Monday, July 2, 2007

Hold the Cilantro

"Hold the cilantro, por favor, Ma'am," I exclaimed in my laconic southern accent. Insert akward pause, then follow with "Can you also hold the calories in this coke, too... Yes, I mean a diet coke."

This previous statement being publicized into the smoggy ether of Hollywoodland by yours truly has become quite a daily routine, much like brushing my teeth or turning down a saleswoman that is using her botox grin in attempt to persuade me to pay extra for a pair of blue jeans that are intentionally destroyed in order to look old. Apparently, all of the stores in L.A. west of Sepulveda have a pet mountian lion on hand just to streamline this very process of "distressing" denim. I personally enjoy the "just thrown from my vespa jeans" over the "mountain lion attack victim" look, but that's just a personal preference.
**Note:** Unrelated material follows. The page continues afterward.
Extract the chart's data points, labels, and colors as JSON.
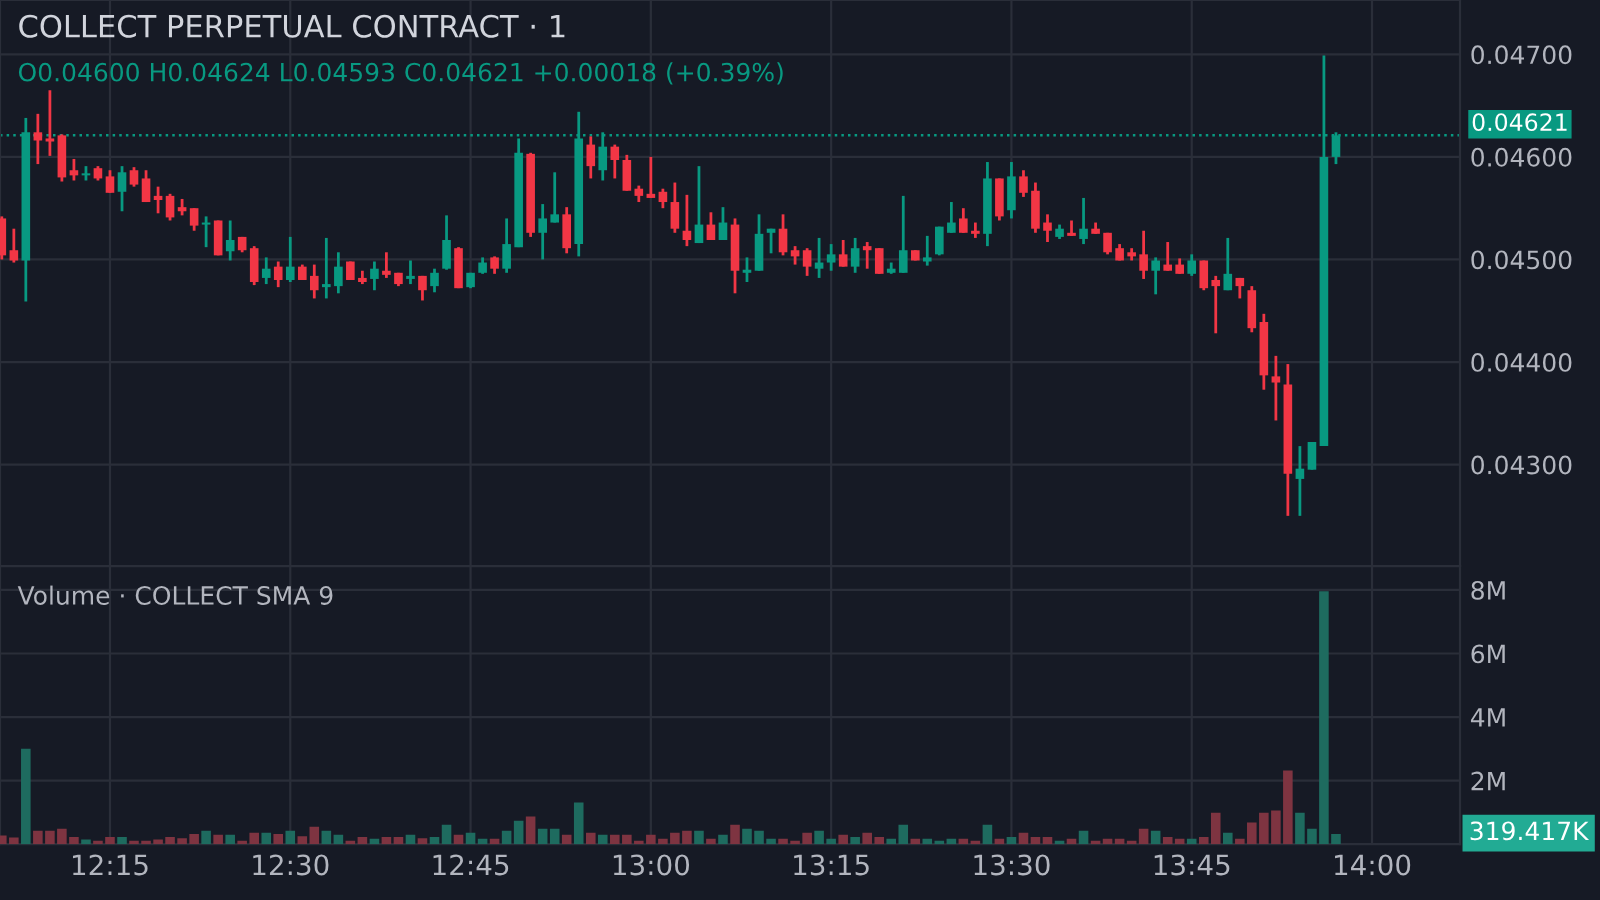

As for the diet coke, I have become terribly vain in a terribly small window of time; narcissism ain't no thing. As for rain, KTLA told me that a downpour is scheduled for sometime in October. As for celebrity spottings: David Hasselhoff (being fed overpriced tortellini by his female escort), Jessica Alba (shopping for overpriced mountian lion attack jeans), Beck (deep fried snack food aisle at the local Von's), and a Busta Rhymes (obviously motivated to match his entire outfit with his cherry red cadillac convertible).